After managing to get an IAAF ruling that banned him from competing against able-bodied runners in 2008 overturned, Pistorius has battled hard to make the qualifying time for London.
Last year, he won silver at the World Championships in Daegu as part of South Africa’s 4x400m relay team and, even though in the lead-up to the Games he failed twice to run inside the 400m ‘A’ standard qualifying time, he was still included in the SA Olympic squad.
“I have a phenomenal team behind me who have helped get me here,” he says. “I, along with them, will now put everything we can into the final few weeks of preparations before the Games where I am aiming to race well, work well through the rounds, post good times and maybe even a personal best time on the biggest stage of them all.”
Pistorius has certainly given himself the best possible chance to do just that, thanks to a torturous fitness regime and a diet that prohibits him from tucking into his favourite meal.

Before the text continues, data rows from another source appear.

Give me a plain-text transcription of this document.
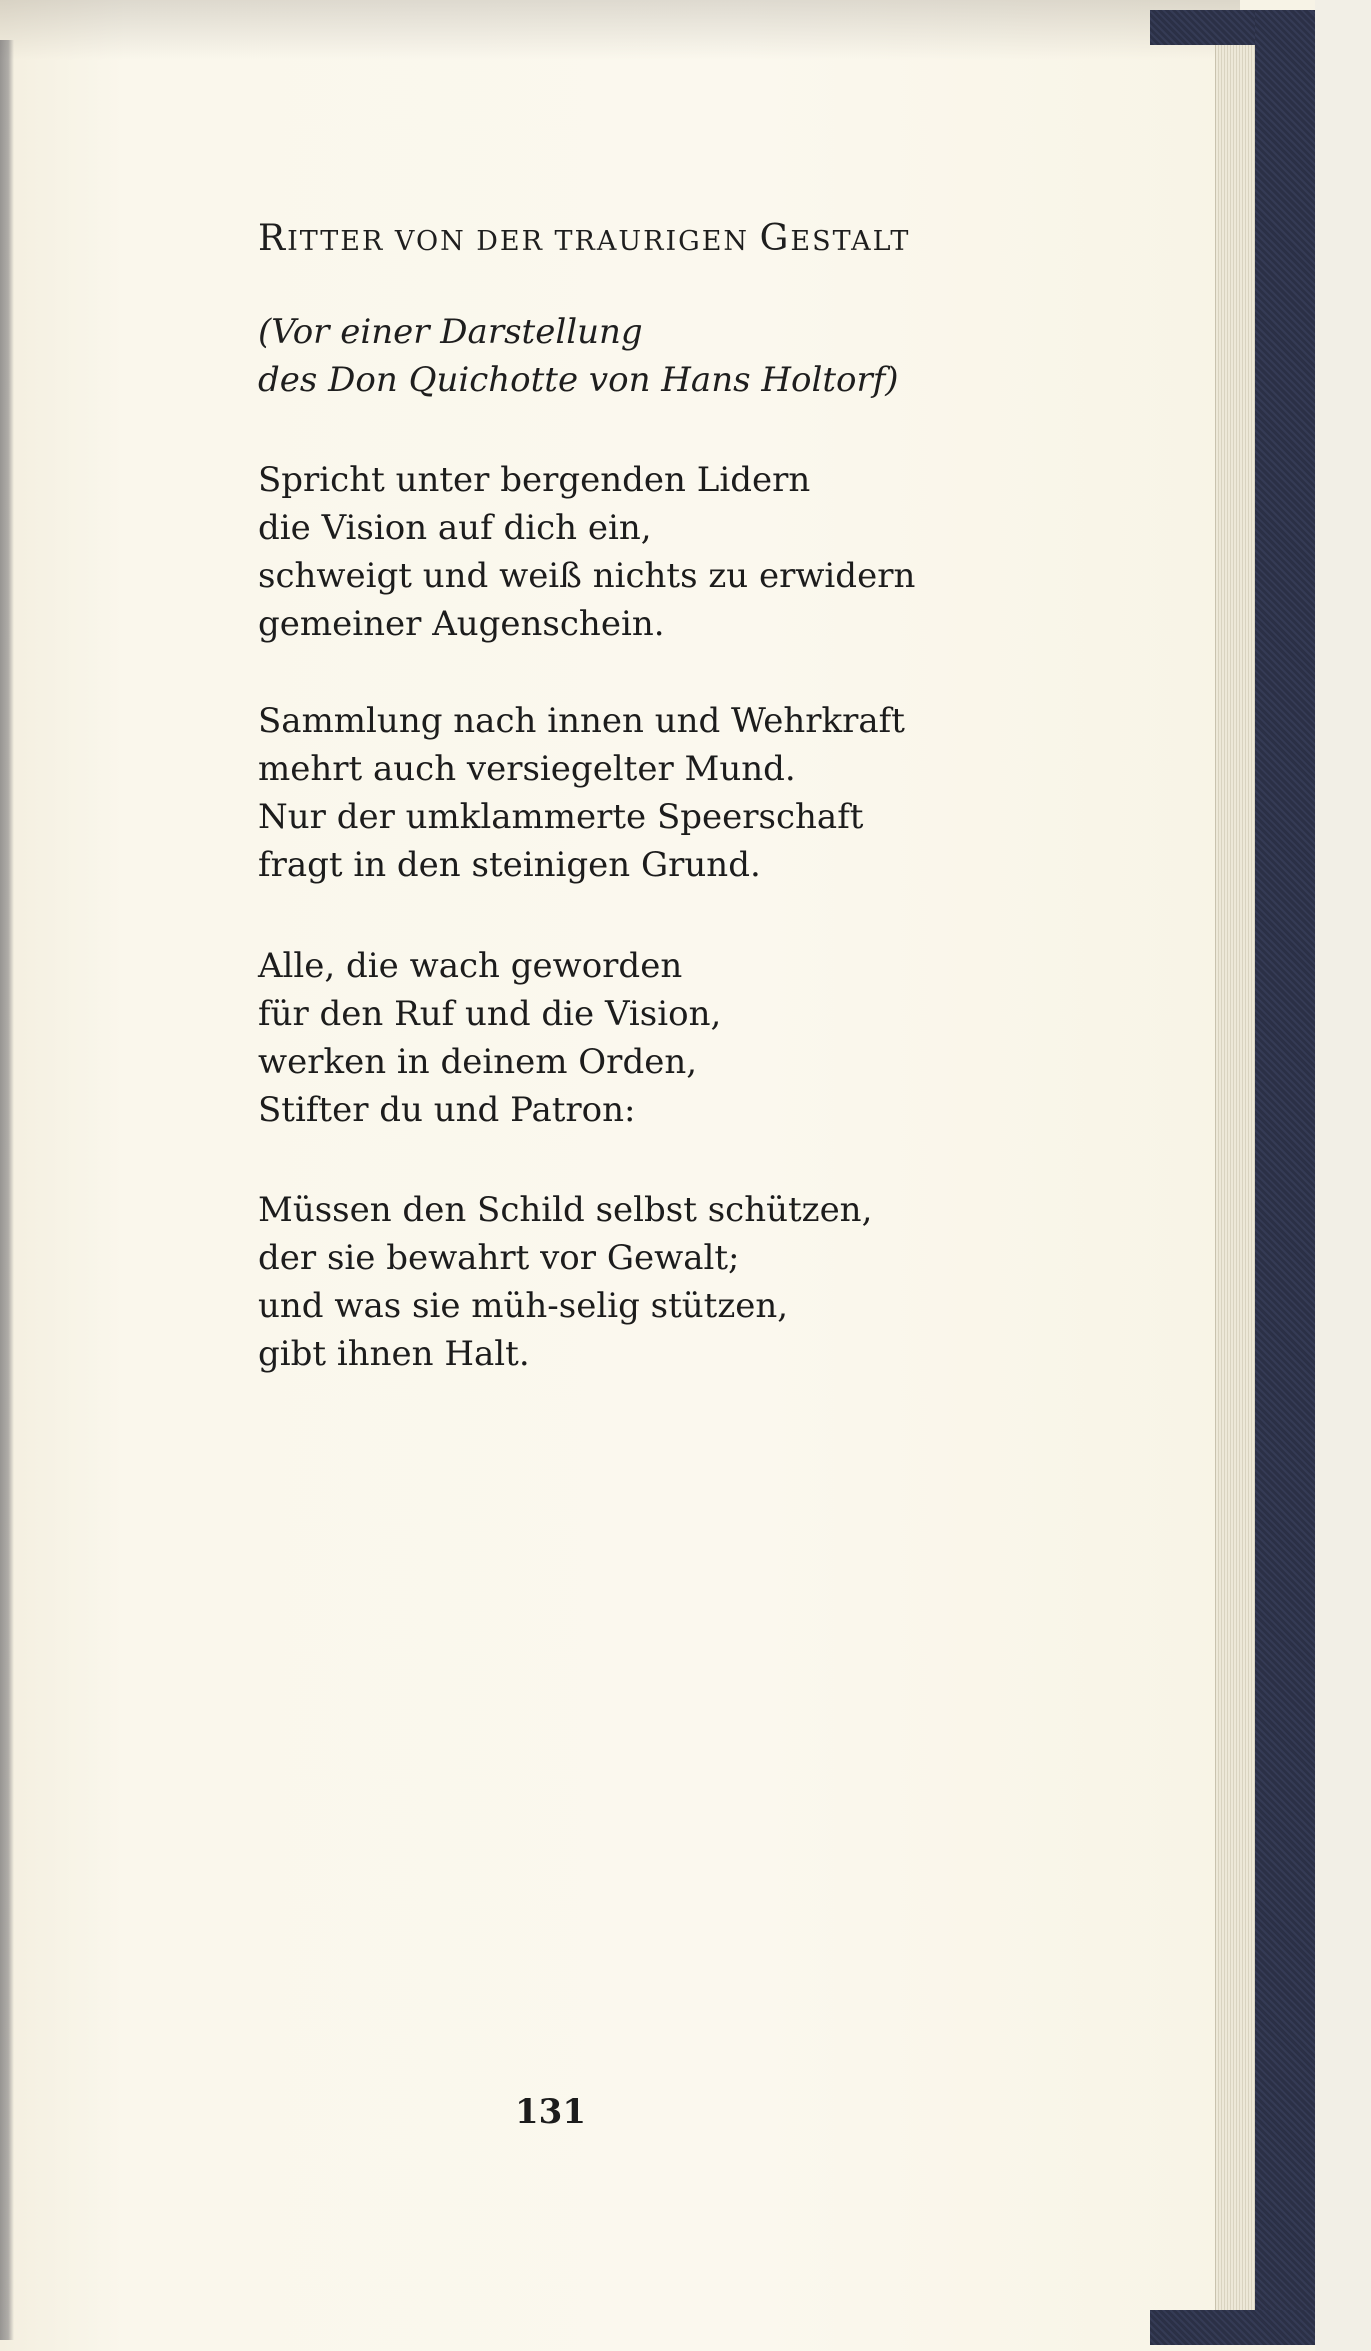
RITTER VON DER TRAURIGEN GESTALT
(Vor einer Darstellung
des Don Quichotte von Hans Holtorf)
Spricht unter bergenden Lidern
die Vision auf dich ein,
schweigt und weiß nichts zu erwidern
gemeiner Augenschein.
Sammlung nach innen und Wehrkraft
mehrt auch versiegelter Mund.
Nur der umklammerte Speerschaft
fragt in den steinigen Grund.
Alle, die wach geworden
für den Ruf und die Vision,
werken in deinem Orden,
Stifter du und Patron:
Müssen den Schild selbst schützen,
der sie bewahrt vor Gewalt;
und was sie müh-selig stützen,
gibt ihnen Halt.
131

“If I was going to have a naughty day, I would have a big steak, jacket potato and sour cream,” he says. “But, I’m a big believer of what you put in, you get out, so I will eat a lot of proteins, nuts and seeds. It can be tough but these sacrifices are what’s needed to be the best.”
On the odd occasion Pistorius, who enjoys movies, fishing and architecture in his spare time, does venture out, his adoring fans are not too overbearing.
“I’m very lucky that my supporters are all very respectful,” he says. “I don’t really get mobbed when I’m out and about.”
Once Pistorius becomes the first man with no legs to compete at the Olympic Games, in front of an audience of billions, that is sure to change.
A race for the ages: Pistorius v singleton
Oscar Pistorius’s big year doesn’t end when the Olympics do. He’ll still have the Paralympics to complete, including seeing off a challenge from rival Jerome Singleton (above) – a man who has described his rivalry with Pistorius as ‘Ali v Frazier’.
The American sprinter, 25, beat Pistorius at last year’s World Championships in New Zealand and will keep the pressure on in London.
“It is great to run against the likes of Jerome because that’s what you want in a race: good, challenging competitors, it’s what keeps you striving for perfection and gives you the hunger to win,” Pistorius says.
“There are also four or five other guys who will be challenging for the medals and the 100m will be an incredibly competitive race. It won’t be easy.”